Peabody flags mine writedowns
US coal giant Peabody Energy will take equipment writedowns on its North Goonyella mine in Queensland in its third-quarter profit report and suffer unspecified financial impacts, after a fire stopped mining there indefinitely.
The outage has helped boost prices of high-quality Queensland coking coal, adding to supply concerns over coal rail owner Aurizon’s fight with state regulators and coming at a time when China’s environmental policies have boosted demand.
There is no indication of when or if Peabody’s flagship Goonyella North mine will restart.
“While still too early to offer meaningful insights into the financial effects or timing of next steps, the company expects financial impacts to future periods,” Peabody said yesterday.
“Peabody intends to provide an initial look at financial and other impacts at the time of thirdquarter earnings, including recording a provision for the third quarter related to equipment expected to be sealed in the completed longwall panel.”
St Louis-based Peabody will report its third-quarter results on October 30.
Industry reports say the equipment that will be sealed in is 76 roof supports, with the rest of the mining longwall having been removed as part of a scheduled change after the section of coal that was being mined was completed. Force majeure notices have been issued to customers.
Benchmark coking coal futures on the Singapore Exchange rose $US3 to $US216 a tonne on Thursday night, up from $US197 on September 28, when the fire was first announced.
Peabody said it would seal the completed longwall panel where gas emissions were first encountered and would permanently seal an area where high methane levels were concentrated.
Underground coal mine fires are notoriously difficult to contain and recover from. The previous big Australian underground coal mine fire, at Xstrata’s Blakefield South mine in the Hunter Valley in 2011, stopped production for 18 months.
Peabody has temporarily sealed three of the mine’s five entrances and is injecting highmoisture inert gases to displace oxygen and reduce the conditions for a fire.
“Sampling of underground gases has shown levels on general downward trends in the past two weeks, with the exception of when the GAG unit (which injects the inert gases) was undergoing maintenance,” Peabody said.

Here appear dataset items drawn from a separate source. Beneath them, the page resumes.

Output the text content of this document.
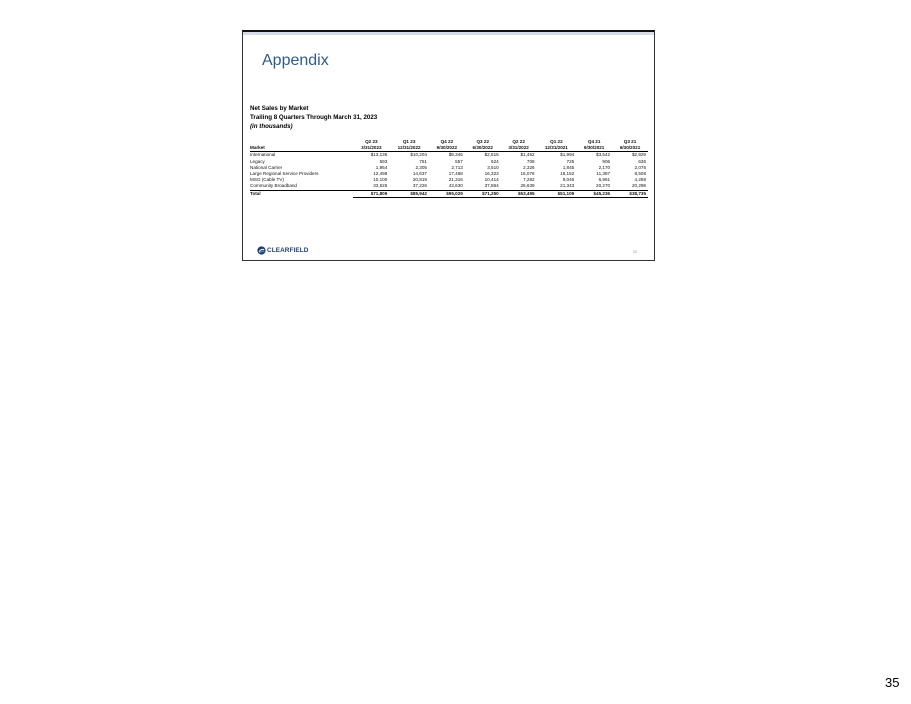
Appendix
Net Sales by Market
Trailing 8 Quarters Through March 31, 2023
(in thousands)
	Q2 23	Q1 23	Q4 22	Q3 22	Q2 22	Q1 22	Q4 21	Q3 21
Market	3/31/2023	12/31/2022	9/30/2022	6/30/2022	3/31/2022	12/31/2021	9/30/2021	6/30/2021
International	$13,136	$10,204	$9,345	$2,515	$1,462	$1,994	$3,542	$2,929
Legacy	593	751	557	624	708	725	906	636
National Carrier	1,954	2,305	2,713	3,510	2,326	1,845	2,170	2,076
Large Regional Service Providers	12,498	14,637	17,468	16,323	15,078	16,152	11,387	8,508
MSO (Cable TV)	10,100	20,819	21,316	10,414	7,282	9,046	6,961	4,288
Community Broadband	33,526	37,226	43,630	37,864	26,639	21,343	20,270	20,298
Total	$71,809	$85,942	$95,029	$71,250	$53,495	$51,109	$45,236	$38,735
CLEARFIELD	35
35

“The one open shaft continues to emit little or no water vapour or white smoke. Air quality monitoring equipment remains in place around the perimeter of the mine with continued good results.”
Elevated gas and temperatures were noticed at the mine on September 1, during a longwall move which sparked an evacuation.
The situation was announced to the US Securities and Exchanges Commission on September 19, with notification of a fire on September 28. North Goonyella is Peabody’s highest-quality coking coal mine, producing 2.9 million tonnes last year.